You won't' find much info about Windows platform because the topic is already quite well covered elsewhere.
Books
- The IDA Pro Book, 2nd Edition by Chris Eagle
- Reverse Engineering Code with IDA Pro by Dan Kaminsky et al
- Practical Malware Analysis by Michael Sikorski
Resources
Tools
IDA Pro
IDA Pro combines an interactive, programmable, multi-processor disassembler coupled to a local and remote debugger and augmented by a complete plugin programming environment.
- Official page
- Windows, Linux, Mac OS X
- x86-32, x86-64, ARM and many others
- ELF, Java bytecode, Dalvik, ARM,...
- disassembler, some debugger
- extensible through plugins & python (anti-debugger, findcrypt,...)
- IDA toolbag
- IDAscope
- patchdiff2
- Zynamics bindiff
- DarunGrim, another binary diff tool, opensource but discontinued?

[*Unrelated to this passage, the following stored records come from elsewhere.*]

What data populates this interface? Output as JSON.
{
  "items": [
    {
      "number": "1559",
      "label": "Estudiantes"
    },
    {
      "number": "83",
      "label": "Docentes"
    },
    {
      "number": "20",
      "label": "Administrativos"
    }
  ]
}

- x86emu, x86 Emulator plugin. Windows, Linux, OS X
- Plugin contests 2012, 2011, 2010, 2009
Hex-Rays
The most expensivepowerful IDA Pro plugin is the Hex-Rays decompiler
- x86 and ARM
- decompiler
Limitations specific to ARM:
- floating point instructions are not supported
- VFP/SIMD/Neon/... instructions are not supported
- functions having an argument that is passed partially on registers and partially on the stack are not supported (e.g. int64 passed in R3 and on the stack)
Intel PIN tools
- Official page
- Windows, Linux, Mac OS X, Android
- x86-32, x86-64 (only Intel platforms obviously)
- binary instrumentation
The best way to think about Pin is as a "just in time" (JIT) compiler. The input to this compiler is not bytecode, however, but a regular executable. Pin intercepts the execution of the first instruction of the executable and generates ("compiles") new code for the straight line code sequence starting at this instruction. It then transfers control to the generated sequence. The generated code sequence is almost identical to the original one, but Pin ensures that it regains control when a branch exits the sequence. After regaining control, Pin generates more code for the branch target and continues execution. Pin makes this efficient by keeping all of the generated code in memory so it can be reused and directly branching from one sequence to another. In JIT mode, the only code ever executed is the generated code. The original code is only used for reference. When generating code, Pin gives the user an opportunity to inject their own code (instrumentation).
Lib preloading
#define _GNU_SOURCE
#include <dlfcn.h>
#include <sys/types.h>
#include <unistd.h>
#include <errno.h>
#include <stdio.h>
#include <time.h>
// Kill nanosleep()
int nanosleep(const struct timespec *req, struct timespec *rem){
printf("\n==== In our own nanosleep(), I dunnah want sleep\n");
return 0;
}
// Kill usleep()
int usleep(useconds_t usec){
printf("\n==== In our own usleep(), I dunnah want sleep\n");
return 0;
}
// Fix time()
time_t time(time_t *t){
printf("\n==== In our own time(), will return 1380120175\n");
return 1380120175;
}
// Fix srand()
void srand(unsigned int seed){
printf("\n==== In our own srand(), will do srand(0)\n");
void (*original_srand)(unsigned int seed);
original_srand = dlsym(RTLD_NEXT, "srand");
unsigned int myseed = 0;
return (*original_srand)(myseed);
}
#if 0
// Kill rand()
int rand(void){
printf("\n==== In our own rand(), will return 0\n");
return 0;
}
#else
// Intercept rand()
int rand(void){
int (*original_rand)(void);
original_rand = dlsym(RTLD_NEXT, "rand");
int r = (*original_rand)();
printf("\n==== In our own rand(), will return %04X\n", r);
return r;
}
#endif
gcc -fPIC -shared -Wl,-soname,patch -o patch.so patch.c -ldl export LD_PRELOAD=patch.so export LD_LIBRARY_PATH=.:$LD_LIBRARY_PATH
Poor man's tools
File, -z to uncompress, -s to inspect non-files, e.g. /dev/sda1
file -k [-z] [-s] mybin
Strings
strings [-n min_length] -a -e [s|S|b|l|B|L] mybin
Shared library dependencies:
ldd -v mybin
Tracing library calls and system calls.
Getting a summary:
ltrace -f -S mybin 2>&1|grep '(.*)'|sed 's/(.*//'|sort|uniq -c
Getting more:
ltrace -f -i -S -n 4 -s 1024 mybin